MySql Item-to-Item Recommender Performance

Question

I am seeing unexplained performance issues with MySql queries.

The data is a MySql InnoDB table with 3.85 million rows of item-to-item correlation data.

For item "item_i", another item "also_i" was ordered by "count_i" people.

CREATE TABLE `hl_also2sm` (
  `item_i` int(10) unsigned NOT NULL DEFAULT '0',
  `also_i` int(10) unsigned NOT NULL DEFAULT '0',
  `count_i` int(10) unsigned NOT NULL DEFAULT '0',
  PRIMARY KEY (`item_i`,`also_i`),
  KEY `count_i` (`count_i`)
) ENGINE=InnoDB DEFAULT CHARSET=latin1

A sample correlation is done by taking a list of items, finding the correlating items, and returning the approximate time the MySql query took to run.

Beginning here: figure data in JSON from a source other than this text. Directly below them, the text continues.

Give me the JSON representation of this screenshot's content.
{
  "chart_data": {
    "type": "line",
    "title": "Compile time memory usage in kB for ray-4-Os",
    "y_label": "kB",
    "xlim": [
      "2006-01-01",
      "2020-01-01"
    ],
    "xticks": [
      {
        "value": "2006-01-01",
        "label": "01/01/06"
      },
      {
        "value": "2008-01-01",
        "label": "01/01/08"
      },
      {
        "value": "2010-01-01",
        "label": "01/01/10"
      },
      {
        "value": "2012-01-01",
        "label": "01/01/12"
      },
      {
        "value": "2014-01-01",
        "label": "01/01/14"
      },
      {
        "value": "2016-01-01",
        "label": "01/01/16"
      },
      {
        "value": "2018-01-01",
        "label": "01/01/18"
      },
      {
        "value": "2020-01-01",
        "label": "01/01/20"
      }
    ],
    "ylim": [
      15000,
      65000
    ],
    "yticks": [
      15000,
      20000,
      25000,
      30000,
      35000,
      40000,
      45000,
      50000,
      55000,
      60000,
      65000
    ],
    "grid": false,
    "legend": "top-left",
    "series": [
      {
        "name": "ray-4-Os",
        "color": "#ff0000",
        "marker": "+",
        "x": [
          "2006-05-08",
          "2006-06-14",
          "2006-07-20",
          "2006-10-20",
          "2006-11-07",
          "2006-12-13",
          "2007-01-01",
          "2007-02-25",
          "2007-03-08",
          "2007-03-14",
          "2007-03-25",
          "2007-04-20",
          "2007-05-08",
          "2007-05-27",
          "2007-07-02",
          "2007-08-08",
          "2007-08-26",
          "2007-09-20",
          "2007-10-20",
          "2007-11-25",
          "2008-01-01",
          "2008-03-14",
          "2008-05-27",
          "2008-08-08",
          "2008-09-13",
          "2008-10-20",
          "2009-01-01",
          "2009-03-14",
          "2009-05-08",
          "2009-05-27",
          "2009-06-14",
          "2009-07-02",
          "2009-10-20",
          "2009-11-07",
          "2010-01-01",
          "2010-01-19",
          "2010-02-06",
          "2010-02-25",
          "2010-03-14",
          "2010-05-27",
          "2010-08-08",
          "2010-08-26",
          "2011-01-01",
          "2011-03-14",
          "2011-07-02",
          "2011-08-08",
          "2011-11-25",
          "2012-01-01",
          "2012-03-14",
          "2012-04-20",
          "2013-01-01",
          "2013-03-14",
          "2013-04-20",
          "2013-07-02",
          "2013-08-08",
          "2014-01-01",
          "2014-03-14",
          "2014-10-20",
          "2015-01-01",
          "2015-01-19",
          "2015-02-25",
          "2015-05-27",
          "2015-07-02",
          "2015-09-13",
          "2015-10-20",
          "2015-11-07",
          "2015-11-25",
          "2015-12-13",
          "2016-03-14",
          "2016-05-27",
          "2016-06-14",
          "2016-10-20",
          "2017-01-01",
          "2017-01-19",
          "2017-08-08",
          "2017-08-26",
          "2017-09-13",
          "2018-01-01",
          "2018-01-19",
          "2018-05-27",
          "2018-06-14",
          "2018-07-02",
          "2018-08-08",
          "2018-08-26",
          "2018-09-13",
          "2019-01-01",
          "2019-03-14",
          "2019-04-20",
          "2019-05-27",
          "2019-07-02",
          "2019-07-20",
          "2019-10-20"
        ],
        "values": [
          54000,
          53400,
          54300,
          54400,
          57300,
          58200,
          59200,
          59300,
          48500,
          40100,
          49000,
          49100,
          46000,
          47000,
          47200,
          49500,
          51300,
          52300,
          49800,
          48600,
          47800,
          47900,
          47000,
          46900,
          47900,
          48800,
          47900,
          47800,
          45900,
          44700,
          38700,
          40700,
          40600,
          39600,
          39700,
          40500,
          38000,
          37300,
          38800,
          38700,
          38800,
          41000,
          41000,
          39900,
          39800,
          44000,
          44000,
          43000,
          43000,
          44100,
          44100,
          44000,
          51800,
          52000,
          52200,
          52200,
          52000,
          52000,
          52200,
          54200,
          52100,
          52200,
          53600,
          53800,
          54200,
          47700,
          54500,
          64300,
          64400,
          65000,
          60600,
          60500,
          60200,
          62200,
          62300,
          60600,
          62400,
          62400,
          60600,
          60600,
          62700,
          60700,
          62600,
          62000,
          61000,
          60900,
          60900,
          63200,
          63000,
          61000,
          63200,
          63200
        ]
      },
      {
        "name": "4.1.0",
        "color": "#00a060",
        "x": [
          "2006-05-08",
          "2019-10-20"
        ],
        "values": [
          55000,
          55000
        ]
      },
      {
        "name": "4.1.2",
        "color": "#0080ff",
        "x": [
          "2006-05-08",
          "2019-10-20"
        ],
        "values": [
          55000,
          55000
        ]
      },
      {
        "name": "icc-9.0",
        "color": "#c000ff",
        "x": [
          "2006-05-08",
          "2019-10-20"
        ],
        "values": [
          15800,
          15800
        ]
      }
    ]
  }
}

// Javascript in NodeJS with MySql, on Debian Linux
var sql = require('./routes/sqlpool'); // connects to DB
var cmd = util.promisify(sql.cmd); // Promise of raw MySql command function

async function inquiry(NumberOfItems){
  // generate random list of items to perform correlation against
  var rtn = await cmd(`select DISTINCT item_i from hl_also2sm order by RAND() limit ${NumberOfItems}`);
  var items_l = rtn.map((h)=>{return h.item_i});

  var ts = Date.now();

  // get top 50 correlated items
  var c = `select also_i,COUNT(*) as cnt,SUM(count_i) as sum from hl_also2sm 
    where item_i IN (${items_l.join(",")}) 
    AND also_i NOT IN (${items_l.join(",")}) 
    group by also_i 
    order by cnt DESC,sum DESC limit 50`;
  await cmd(c);

  var MilliSeconds = Date.now()-ts;
  return MilliSeconds;
};

To test this over a range of items

async function inquiries(){
 for (items=200;items<3000;items+=200) {
   var Data = [];
   for (var i=0;i<10;i++) {
     Data.push(await inquiry(items));
   }
   Data.sort();
   console.log(`${items} items - min:${Data[0]} max:${Data[9]}`);
 }

The results being

200 items - min:315 max:331
400 items - min:1214 max:1235
600 items - min:2669 max:2718
800 items - min:4796 max:4823
1000 items - min:6872 max:7006
1200 items - min:134 max:154
1400 items - min:147 max:169
1600 items - min:162 max:198
1800 items - min:190 max:212
2000 items - min:210 max:244
2200 items - min:237 max:258
2400 items - min:248 max:293
2600 items - min:263 max:302
2800 items - min:292 max:322

which is very puzzling.

Why is 2000 items over 25X faster than 1000 items??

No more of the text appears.